Seeing me speechless, he explained that the trouble he’d told me about was only half the story.

“After I got out, I became a real bad ass and the only way to avoid a much stiffer sentence the next time was to fake my death, change my identity, hide out in Florida and go straight. There, I found I had a talent for computers that landed me a job in a state hospital, where I got interested in healing. The rest you know, but for one thing. Just as I’m on my way to the rich doctor life she was pestering me about, karma catches up. Back then, when they hired me, the state administration didn’t even understand what a computer was. Now, with the right-wing nuts, they know more about you than anywhere else and it won’t be long before they discover there’s a warrant out on me.
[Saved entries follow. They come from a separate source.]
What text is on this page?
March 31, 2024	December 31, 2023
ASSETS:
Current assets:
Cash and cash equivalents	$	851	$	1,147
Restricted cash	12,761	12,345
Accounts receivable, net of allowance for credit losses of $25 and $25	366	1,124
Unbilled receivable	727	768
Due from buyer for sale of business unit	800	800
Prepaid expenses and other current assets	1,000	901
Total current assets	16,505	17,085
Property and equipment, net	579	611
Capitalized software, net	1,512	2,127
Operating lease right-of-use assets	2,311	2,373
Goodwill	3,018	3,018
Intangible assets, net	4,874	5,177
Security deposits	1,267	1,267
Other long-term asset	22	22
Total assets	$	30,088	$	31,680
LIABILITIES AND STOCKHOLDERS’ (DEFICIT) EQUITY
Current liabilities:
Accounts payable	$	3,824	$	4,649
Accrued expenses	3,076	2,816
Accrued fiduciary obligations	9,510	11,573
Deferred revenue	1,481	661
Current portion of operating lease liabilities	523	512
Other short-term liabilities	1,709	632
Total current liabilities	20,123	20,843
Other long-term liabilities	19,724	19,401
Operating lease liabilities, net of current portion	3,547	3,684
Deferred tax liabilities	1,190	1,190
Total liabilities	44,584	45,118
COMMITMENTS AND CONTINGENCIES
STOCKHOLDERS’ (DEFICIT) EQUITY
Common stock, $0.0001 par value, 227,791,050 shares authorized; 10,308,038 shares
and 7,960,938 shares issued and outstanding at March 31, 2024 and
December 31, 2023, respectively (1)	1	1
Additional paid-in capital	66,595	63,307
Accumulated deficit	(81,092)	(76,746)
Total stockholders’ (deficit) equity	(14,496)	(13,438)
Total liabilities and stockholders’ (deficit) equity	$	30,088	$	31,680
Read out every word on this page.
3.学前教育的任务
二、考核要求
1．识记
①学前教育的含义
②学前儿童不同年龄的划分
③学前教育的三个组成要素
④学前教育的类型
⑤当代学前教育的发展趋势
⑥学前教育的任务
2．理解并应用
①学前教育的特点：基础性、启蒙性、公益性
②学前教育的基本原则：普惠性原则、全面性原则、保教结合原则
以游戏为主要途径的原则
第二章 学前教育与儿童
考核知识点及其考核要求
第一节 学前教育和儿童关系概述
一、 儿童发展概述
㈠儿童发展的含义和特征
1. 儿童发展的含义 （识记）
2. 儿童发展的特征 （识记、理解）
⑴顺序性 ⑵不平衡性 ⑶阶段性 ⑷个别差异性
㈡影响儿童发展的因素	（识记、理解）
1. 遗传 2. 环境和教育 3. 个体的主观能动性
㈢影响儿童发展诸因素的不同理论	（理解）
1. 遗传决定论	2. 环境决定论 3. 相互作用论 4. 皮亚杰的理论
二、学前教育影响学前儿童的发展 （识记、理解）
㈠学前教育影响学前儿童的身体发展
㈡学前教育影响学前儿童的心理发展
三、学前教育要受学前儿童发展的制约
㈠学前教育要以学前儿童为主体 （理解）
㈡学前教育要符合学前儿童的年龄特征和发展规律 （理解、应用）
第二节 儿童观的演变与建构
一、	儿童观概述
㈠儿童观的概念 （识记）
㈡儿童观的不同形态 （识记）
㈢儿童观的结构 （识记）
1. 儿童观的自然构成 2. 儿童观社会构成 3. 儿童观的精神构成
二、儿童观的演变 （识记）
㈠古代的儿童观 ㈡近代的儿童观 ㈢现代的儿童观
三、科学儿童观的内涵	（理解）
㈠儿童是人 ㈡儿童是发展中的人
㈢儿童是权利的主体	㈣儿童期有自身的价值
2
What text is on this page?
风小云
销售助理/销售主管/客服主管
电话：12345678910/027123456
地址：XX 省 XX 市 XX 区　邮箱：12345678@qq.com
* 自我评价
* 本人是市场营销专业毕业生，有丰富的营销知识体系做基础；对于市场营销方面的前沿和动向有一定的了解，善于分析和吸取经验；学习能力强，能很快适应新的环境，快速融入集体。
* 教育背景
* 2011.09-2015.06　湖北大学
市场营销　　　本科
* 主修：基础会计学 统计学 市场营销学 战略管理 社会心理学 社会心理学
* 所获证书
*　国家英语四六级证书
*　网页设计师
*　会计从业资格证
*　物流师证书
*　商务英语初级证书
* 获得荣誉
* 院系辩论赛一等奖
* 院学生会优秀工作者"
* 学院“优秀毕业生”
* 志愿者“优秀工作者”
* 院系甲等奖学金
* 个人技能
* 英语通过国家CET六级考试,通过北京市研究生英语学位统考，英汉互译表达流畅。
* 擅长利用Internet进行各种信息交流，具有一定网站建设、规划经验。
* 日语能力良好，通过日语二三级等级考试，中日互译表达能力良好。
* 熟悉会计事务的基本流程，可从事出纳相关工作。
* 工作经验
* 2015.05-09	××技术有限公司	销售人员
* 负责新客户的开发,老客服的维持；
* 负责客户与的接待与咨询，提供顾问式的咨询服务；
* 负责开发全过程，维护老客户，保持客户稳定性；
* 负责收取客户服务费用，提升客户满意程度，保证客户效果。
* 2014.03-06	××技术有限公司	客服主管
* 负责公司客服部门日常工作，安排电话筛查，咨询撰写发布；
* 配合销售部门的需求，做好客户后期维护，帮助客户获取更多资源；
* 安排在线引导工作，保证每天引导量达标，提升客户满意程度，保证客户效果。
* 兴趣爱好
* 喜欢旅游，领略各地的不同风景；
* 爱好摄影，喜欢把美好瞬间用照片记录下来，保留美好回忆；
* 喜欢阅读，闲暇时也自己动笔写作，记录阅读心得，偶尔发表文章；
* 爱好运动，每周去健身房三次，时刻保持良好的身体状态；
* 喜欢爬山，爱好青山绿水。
So, some months ago, I checked out Hawaii, even took the state exam. It’s still cool, and I reckon I can keep legal for five years at least and since it’s also wide open, by then I’ll have enough money to buy a big spread in the mountains and run an underground practice for the freaks.

The last part Mary won’t like, and as I couldn’t tell her the reason, I figured I’d sell her on the laidback lifestyle and once we’d settled in, things would take care of themselves. That’s what doing yajé here was mostly about.

Last night, the spirits were telling me it wouldn’t work, but it was only when your show freaked her out that I finally owned up and told her the truth. So, while it didn’t happen the way I’d expected, the medicine solved the problem, alright. Thanks to you, pal, and don Rosero of course.”

What happened after that, I surmised from his cutting all ties and the address in Queens on the clunky parcel that arrived a year later. I threw the typewriter María posted to pay back the debt into the trash: it was worthless, now that millions were switching to computers like myself.

Whatever his name and flaws, I sincerely wish him luck on the slopes of Haleakela. Her, I don’t want to think about anymore. But for years afterward that damned angel decal she stuck on our computer – and we were foolishly grateful for – remained as a bitter reminder of another lesson I’d failed to learn: that trying to help those who don’t want it is worse than no help at all.